Oh, goodness. Oh, goodness gracious. You must try these potatoes.
Creamy, tangy, cheesy, addicting – four words to describe these twice-baked potatoes. Here are four more: Make extra. Trust me.
I have to admit I slipped this post just under the wire. Usually by Sunday, I’ve got the week’s posts all tidily lined up. This week, I don’t even really know why, I’ve struggled. I’ve been working on a pasta dish for awhile that I was finally ready to share, and so I made that for dinner Monday and snapped a few photos. They were horrible. I decided to whip up – and hopefully blog – these potatoes for last night’s dinner, once again trying to take a few decent pics before sitting the family down at the table to eat. Unfortunately, these photos really aren’t much better (I think I need to take my camera and lenses in for a good cleaning – surely it’s not the photographer?!)
But I am really, really excited about the recipe. It’s a keeper.
The best part is, right after thinking this up, my dad emailed asking me to bring a potato dish over on Sunday. Um, kismet, anyone?
Done and done. Meat-eaters will get their bacon, and those who prefer to go meatless will fare equally tastily.
That was a terrible sentence. It sounds like something that should only be uttered at Medieval Times. Apologies. I guess I’m just off my blog game this week.
Anyway! A little more about these wonderful little halves of heaven and then I’ll let you be.
Greek yogurt replaces the sour cream often found in twice-baked potatoes. The bonus is that the yogurt gives them way more of a delicious tang than sour cream does, at least, I think so. Fresh chives, those wonderful harbingers of spring, lend their distinct yet mild oniony flavor (and a few extra snipped over the top don’t hurt, presentation-wise). A little butter and, okay, a lot of cheese just push these bad boys over the top.
Betcha can’t eat just one. I certainly didn’t. Oh, and a little serving suggestion: we ate these as our main for dinner alongside asparagus grilled with olive oil and coarse salt. It was absolute perfection.
Greek Yogurt and Chive Twice-Baked Potatoes with Optional Bacon
- 6 small russet potatoes (about 2 pounds)
- 1 cup Greek yogurt (I used full-fat for this recipe)
- 1 1/3 cup shredded sharp or medium cheddar cheese (divided)
- 1/4 cup shredded Parmesan cheese
- 1/2 cup whole milk
- 6 tablespoons unsalted butter
- 3 tablespoons chopped fresh chives
- 1/4 teaspoon kosher salt plus additional salt to taste
- 1/4 teaspoon freshly ground black pepper plus additional pepper to taste
If adding optional bacon to 50% of the potatoes:
- 4 slices bacon (cooked, drained, and roughly chopped (about 1/2 cup))

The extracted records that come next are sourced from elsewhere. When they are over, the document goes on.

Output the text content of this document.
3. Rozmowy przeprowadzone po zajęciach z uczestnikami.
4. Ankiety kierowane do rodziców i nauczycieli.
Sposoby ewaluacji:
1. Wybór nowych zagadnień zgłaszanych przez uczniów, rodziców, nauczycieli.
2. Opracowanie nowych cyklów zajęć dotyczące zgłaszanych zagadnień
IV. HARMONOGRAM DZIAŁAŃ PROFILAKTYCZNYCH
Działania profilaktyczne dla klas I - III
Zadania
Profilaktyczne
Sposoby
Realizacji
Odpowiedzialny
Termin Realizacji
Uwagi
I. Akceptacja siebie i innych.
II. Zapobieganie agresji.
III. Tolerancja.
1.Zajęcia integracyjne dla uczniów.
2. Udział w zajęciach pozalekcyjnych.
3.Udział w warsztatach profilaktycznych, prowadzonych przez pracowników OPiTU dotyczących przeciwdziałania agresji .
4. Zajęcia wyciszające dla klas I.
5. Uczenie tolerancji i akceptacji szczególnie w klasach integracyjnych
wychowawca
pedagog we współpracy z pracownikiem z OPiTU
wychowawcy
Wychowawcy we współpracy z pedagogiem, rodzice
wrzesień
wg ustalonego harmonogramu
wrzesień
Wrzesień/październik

If adding optional bacon to all potatoes:
- 8 slices bacon (cooked, drained, and roughly chopped (about 1 cup))
- Preheat oven to 400 degrees Fahrenheit.
- Scrub potatoes, dry, and rub with olive oil and kosher salt. Prick them three or four times with a fork. Place directly on oven rack and bake 40 - 50 minutes until tender all the way through.
- Remove from oven and reduce heat to 350 degrees. Allow potatoes to cool for about five minutes, until relatively easy to handle. Slice in half with a sharp knife and allow to cool, cut side up, for a few more minutes.
- Using a spoon, carefully carve out the middle of the potato, leaving about 1/4 inch of potato along the sides and bottoms. This helps the potato to stay rigid.
- Carefully set potato halves hollowed side up on a roomy baking sheet.
- Place potato innards in a large bowl along with the Greek yogurt, 1 cup cheddar cheese, and Parmesan cheese.
- In a microwave-safe bowl, heat the milk and butter on medium heat just until the butter has melted. Add to the potato mixture. Using a potato masher or a fork, stir and mash until only small lumps remain. Stir in the chives, salt, and pepper. If adding bacon to the entire recipe, go ahead and stir that in now as well. If you're adding it to half of the recipe only, don't add it yet!
- Taste and add additional salt and pepper if you'd like.
- Carefully spoon potato and Greek yogurt mixture into six of the potato halves, mounding as much as you can without the filling spilling over the sides. If adding bacon to half the mixture, stir the bacon into the remaining mixture then continue filling the rest of the potatoes.
- Sprinkle the remaining 1/3 cup cheddar cheese over each potato half.
- Bake for about 20 minutes until the filling is heated through and the potatoes begin to turn golden brown.
- Garnish with additional fresh snipped chives, if desired. Serve.